Comme un qui va de nuict, je chopoy tous les pas.
Et prenoy pour ma guide une foible estincelle.

Depuis, le ciel benin, pour me recompenser,
Me fit voir un soleil, dont la flamme est si belle,
Qu’on n’en peut approcher seulement du penser.


VIII


Cet œil du firmament tousjours resplendissant,
Qui rend comme il luy plaist les saisons differantes,
Pere des animaux, des metaux et des plantes,
Sans qui rien icy bas ne peut estre naissant,

Son voyage infini tous les ans finissant,
N’outrepasse jamais les ceintures ardantes
Du cancre et de la chièvre, et, comme les errantes,
Des vapeurs de la mer va son feu nourrissant.

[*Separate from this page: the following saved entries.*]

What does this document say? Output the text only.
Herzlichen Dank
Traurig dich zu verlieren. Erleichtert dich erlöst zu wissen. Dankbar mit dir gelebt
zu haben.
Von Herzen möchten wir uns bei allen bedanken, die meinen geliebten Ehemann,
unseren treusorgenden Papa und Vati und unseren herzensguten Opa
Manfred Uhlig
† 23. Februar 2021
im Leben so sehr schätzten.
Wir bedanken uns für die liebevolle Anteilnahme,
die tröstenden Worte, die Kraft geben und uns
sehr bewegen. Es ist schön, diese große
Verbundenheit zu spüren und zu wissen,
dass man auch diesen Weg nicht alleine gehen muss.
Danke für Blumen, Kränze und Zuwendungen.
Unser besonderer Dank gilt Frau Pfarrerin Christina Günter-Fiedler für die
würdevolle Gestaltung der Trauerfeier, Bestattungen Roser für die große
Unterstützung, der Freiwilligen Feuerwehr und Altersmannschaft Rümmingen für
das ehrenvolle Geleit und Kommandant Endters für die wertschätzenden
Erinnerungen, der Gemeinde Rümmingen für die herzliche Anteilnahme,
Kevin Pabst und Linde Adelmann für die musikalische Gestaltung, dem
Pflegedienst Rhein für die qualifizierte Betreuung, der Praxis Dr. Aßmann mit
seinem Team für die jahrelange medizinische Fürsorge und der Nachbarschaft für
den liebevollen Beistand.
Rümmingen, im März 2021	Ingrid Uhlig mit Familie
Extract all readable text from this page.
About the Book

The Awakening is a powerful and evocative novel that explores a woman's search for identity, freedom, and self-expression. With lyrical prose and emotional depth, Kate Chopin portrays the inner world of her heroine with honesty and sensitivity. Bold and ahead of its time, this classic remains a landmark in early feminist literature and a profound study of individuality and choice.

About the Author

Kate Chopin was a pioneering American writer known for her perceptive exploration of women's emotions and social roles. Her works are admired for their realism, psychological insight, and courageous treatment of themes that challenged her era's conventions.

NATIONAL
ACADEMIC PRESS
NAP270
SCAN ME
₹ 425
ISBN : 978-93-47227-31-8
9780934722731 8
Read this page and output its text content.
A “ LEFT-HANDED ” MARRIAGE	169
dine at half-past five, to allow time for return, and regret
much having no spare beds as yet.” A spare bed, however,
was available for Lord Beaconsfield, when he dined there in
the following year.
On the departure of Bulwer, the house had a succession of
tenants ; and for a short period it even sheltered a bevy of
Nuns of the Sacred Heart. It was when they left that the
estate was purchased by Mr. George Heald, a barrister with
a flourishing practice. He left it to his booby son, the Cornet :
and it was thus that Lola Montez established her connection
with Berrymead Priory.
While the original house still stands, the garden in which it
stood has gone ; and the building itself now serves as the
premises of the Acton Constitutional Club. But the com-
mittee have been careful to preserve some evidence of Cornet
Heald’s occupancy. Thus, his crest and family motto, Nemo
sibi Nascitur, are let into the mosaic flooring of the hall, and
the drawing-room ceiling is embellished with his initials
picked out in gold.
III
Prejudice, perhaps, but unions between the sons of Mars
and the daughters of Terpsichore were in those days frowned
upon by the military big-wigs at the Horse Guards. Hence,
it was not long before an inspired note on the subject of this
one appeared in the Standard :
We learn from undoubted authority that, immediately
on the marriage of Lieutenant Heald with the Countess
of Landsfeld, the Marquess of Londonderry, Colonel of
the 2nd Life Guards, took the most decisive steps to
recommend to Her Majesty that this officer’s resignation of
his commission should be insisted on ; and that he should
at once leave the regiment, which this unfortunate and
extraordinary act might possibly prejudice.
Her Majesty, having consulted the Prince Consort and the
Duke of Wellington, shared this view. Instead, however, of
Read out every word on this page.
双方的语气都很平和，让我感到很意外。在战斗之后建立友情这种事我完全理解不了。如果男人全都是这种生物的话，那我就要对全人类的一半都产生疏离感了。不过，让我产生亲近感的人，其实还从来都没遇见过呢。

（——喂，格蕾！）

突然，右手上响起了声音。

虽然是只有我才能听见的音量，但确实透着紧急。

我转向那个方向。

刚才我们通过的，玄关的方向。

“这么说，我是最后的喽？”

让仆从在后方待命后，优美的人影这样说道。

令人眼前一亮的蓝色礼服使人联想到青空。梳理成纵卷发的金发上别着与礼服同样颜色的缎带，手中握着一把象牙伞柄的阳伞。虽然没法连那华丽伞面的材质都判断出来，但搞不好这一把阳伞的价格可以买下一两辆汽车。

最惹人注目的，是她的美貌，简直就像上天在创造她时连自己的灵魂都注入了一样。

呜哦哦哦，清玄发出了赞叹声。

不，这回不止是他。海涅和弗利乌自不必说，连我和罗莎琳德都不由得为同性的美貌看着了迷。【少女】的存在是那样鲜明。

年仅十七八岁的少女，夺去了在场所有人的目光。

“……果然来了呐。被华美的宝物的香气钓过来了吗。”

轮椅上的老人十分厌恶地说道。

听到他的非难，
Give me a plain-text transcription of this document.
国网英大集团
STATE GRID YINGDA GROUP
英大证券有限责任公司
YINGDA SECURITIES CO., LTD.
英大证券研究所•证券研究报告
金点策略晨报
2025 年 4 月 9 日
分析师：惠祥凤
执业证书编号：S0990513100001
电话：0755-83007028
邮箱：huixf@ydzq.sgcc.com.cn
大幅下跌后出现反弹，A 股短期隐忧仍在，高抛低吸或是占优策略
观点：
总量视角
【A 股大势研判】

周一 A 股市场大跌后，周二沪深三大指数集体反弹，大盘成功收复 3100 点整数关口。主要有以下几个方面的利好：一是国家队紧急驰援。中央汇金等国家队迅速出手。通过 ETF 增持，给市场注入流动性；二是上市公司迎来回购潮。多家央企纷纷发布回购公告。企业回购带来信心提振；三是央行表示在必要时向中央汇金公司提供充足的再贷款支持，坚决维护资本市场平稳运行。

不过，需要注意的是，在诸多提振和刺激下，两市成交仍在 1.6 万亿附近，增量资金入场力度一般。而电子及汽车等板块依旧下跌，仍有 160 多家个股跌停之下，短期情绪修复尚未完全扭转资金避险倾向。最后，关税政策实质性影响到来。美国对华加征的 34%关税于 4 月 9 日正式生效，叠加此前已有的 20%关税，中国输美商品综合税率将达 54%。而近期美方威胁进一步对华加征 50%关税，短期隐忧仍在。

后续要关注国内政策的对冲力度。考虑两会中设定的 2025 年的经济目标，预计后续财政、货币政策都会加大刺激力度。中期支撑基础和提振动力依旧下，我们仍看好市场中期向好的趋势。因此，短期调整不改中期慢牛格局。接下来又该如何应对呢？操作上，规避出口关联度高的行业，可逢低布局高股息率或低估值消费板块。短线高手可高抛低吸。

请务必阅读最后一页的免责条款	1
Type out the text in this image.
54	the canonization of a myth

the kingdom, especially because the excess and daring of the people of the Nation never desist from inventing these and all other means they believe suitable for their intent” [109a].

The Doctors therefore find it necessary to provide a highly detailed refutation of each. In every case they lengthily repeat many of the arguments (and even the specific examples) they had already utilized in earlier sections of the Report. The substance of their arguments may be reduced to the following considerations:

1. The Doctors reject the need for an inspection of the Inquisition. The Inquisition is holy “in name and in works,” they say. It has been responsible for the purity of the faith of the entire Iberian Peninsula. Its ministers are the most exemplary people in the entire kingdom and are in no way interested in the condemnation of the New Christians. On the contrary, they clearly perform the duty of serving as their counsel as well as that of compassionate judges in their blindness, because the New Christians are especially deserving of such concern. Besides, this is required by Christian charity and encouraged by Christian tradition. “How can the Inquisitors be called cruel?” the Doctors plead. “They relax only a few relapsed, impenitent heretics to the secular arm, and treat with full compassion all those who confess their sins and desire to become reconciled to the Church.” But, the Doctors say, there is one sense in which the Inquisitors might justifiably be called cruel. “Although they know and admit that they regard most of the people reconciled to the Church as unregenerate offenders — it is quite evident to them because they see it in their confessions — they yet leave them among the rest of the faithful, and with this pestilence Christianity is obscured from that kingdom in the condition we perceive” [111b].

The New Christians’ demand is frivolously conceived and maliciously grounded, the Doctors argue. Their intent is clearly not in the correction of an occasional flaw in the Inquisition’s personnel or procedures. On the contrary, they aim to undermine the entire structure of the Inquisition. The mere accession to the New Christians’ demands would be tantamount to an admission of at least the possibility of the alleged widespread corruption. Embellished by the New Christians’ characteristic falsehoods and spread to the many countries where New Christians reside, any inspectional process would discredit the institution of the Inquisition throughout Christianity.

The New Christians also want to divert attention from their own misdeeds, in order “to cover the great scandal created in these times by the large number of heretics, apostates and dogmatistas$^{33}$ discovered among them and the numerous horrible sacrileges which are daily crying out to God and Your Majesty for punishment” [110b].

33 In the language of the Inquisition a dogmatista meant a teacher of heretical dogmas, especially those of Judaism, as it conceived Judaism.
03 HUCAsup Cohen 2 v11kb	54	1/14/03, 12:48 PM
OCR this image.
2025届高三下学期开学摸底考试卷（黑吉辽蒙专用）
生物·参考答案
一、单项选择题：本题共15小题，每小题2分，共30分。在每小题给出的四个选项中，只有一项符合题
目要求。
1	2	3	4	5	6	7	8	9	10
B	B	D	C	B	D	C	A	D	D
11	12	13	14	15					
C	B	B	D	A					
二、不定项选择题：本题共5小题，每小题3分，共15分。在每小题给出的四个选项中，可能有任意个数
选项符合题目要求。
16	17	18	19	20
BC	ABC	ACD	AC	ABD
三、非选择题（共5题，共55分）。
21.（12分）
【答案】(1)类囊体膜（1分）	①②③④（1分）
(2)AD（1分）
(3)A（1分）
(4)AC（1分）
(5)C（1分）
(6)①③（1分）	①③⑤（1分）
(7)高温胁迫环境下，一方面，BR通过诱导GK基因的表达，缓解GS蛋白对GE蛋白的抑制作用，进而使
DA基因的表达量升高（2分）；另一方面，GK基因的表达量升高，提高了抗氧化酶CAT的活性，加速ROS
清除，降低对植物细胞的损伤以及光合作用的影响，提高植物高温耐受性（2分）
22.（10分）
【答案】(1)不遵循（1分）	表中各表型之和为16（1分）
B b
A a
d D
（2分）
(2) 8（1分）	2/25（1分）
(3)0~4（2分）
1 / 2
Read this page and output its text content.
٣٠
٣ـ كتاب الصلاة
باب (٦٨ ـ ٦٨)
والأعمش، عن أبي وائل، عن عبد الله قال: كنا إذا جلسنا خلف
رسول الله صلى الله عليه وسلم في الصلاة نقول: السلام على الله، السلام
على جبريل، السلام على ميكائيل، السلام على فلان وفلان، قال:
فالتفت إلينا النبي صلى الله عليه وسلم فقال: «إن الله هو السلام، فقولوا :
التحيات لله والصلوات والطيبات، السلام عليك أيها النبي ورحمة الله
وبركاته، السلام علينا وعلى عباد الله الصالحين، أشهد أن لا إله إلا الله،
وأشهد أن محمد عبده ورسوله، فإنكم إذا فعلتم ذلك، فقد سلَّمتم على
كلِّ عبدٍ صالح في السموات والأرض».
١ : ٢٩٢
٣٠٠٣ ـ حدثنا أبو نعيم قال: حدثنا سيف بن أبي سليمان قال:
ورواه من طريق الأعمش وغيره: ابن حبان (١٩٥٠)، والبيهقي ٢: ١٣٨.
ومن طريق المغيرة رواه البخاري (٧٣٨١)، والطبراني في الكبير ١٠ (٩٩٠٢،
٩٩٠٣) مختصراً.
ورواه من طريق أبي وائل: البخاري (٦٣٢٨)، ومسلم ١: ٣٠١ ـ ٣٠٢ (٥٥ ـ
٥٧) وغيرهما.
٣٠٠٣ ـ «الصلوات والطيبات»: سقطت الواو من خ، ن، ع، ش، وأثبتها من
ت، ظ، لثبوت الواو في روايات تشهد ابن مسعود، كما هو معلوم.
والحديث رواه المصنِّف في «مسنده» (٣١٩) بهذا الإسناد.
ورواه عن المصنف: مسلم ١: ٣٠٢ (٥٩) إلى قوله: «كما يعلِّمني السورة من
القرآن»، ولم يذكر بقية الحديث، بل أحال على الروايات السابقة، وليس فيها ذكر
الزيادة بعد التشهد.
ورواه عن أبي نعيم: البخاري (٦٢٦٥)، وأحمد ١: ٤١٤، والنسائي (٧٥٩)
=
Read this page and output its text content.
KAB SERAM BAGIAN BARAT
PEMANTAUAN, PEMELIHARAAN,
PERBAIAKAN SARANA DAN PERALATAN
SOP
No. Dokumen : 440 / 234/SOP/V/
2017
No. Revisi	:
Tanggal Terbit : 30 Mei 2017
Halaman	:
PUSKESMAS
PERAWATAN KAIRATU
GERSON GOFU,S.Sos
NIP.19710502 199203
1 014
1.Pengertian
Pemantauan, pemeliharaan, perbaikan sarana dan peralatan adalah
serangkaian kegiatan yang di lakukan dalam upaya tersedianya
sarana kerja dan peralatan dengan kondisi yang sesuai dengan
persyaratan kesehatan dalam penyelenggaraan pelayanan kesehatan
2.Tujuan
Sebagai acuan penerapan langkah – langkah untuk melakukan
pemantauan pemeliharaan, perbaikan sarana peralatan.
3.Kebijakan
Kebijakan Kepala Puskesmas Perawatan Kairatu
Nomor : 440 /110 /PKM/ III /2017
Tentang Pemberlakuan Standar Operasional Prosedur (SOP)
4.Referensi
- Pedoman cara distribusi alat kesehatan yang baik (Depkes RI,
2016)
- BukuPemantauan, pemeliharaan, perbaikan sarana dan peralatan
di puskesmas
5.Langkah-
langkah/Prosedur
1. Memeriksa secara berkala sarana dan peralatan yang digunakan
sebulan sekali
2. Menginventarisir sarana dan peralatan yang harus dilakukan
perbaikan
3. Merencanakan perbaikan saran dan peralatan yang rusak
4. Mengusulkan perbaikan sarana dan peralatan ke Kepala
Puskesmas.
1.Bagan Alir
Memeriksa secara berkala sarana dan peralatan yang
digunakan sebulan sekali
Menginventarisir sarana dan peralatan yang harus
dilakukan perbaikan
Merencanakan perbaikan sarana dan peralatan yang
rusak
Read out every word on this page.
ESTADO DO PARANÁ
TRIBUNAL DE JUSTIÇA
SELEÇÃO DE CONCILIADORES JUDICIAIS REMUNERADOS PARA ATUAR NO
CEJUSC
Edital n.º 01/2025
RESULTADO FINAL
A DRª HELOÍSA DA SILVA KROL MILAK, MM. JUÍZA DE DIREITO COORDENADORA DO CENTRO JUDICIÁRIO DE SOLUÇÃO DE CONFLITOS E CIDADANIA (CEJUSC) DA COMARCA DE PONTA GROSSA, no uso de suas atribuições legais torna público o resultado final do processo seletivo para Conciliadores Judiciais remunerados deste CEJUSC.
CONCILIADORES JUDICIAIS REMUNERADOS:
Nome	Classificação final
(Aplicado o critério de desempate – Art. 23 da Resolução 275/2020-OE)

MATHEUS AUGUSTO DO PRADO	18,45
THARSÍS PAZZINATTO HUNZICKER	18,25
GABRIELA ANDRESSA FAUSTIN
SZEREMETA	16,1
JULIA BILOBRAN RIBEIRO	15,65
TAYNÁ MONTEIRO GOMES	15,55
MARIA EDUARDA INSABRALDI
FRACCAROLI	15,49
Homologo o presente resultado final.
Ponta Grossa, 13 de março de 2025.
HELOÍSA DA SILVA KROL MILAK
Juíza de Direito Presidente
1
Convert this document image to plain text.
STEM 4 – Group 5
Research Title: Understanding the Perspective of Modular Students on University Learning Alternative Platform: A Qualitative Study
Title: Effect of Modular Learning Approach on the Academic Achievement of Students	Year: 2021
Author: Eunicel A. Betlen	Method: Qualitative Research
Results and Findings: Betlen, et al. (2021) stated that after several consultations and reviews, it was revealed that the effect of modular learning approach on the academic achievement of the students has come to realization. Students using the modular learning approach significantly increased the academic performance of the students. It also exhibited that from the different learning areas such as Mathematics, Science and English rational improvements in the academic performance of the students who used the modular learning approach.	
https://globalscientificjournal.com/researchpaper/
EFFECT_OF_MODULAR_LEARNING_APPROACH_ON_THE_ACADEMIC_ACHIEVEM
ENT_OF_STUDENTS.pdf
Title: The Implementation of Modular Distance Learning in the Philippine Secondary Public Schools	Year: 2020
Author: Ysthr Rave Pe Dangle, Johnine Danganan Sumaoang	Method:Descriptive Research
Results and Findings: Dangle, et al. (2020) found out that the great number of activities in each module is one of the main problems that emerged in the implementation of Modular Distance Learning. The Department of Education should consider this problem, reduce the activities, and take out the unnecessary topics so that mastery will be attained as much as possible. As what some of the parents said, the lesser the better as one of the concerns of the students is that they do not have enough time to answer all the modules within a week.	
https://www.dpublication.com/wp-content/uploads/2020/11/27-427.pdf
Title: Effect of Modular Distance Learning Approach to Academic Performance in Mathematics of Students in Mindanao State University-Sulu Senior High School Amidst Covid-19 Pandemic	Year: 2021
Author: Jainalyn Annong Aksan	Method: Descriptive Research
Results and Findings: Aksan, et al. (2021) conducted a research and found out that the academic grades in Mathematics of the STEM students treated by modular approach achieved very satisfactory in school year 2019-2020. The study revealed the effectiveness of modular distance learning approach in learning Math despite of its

Mon soleil, qui sur l’autre a beaucoup d’avantage,
De mes yeux à mon cœur fait ainsi son voyage,
Et sans outrepasser de mes pleurs se repaist.

Mais, ô belle planette ! ô ma flamme derniere !
Helas ! vous le voyez, je suis, et m’en déplaist,
Trop petit ocean, pour si grande lumiere.


IX


Si par vostre beauté, digne d’une immortelle,
Je sens geler mon ame et mon cœur enflamer,
J’en accuse le ciel plustost que vous blasmer :
La faute en est à luy, qui vous forma si belle.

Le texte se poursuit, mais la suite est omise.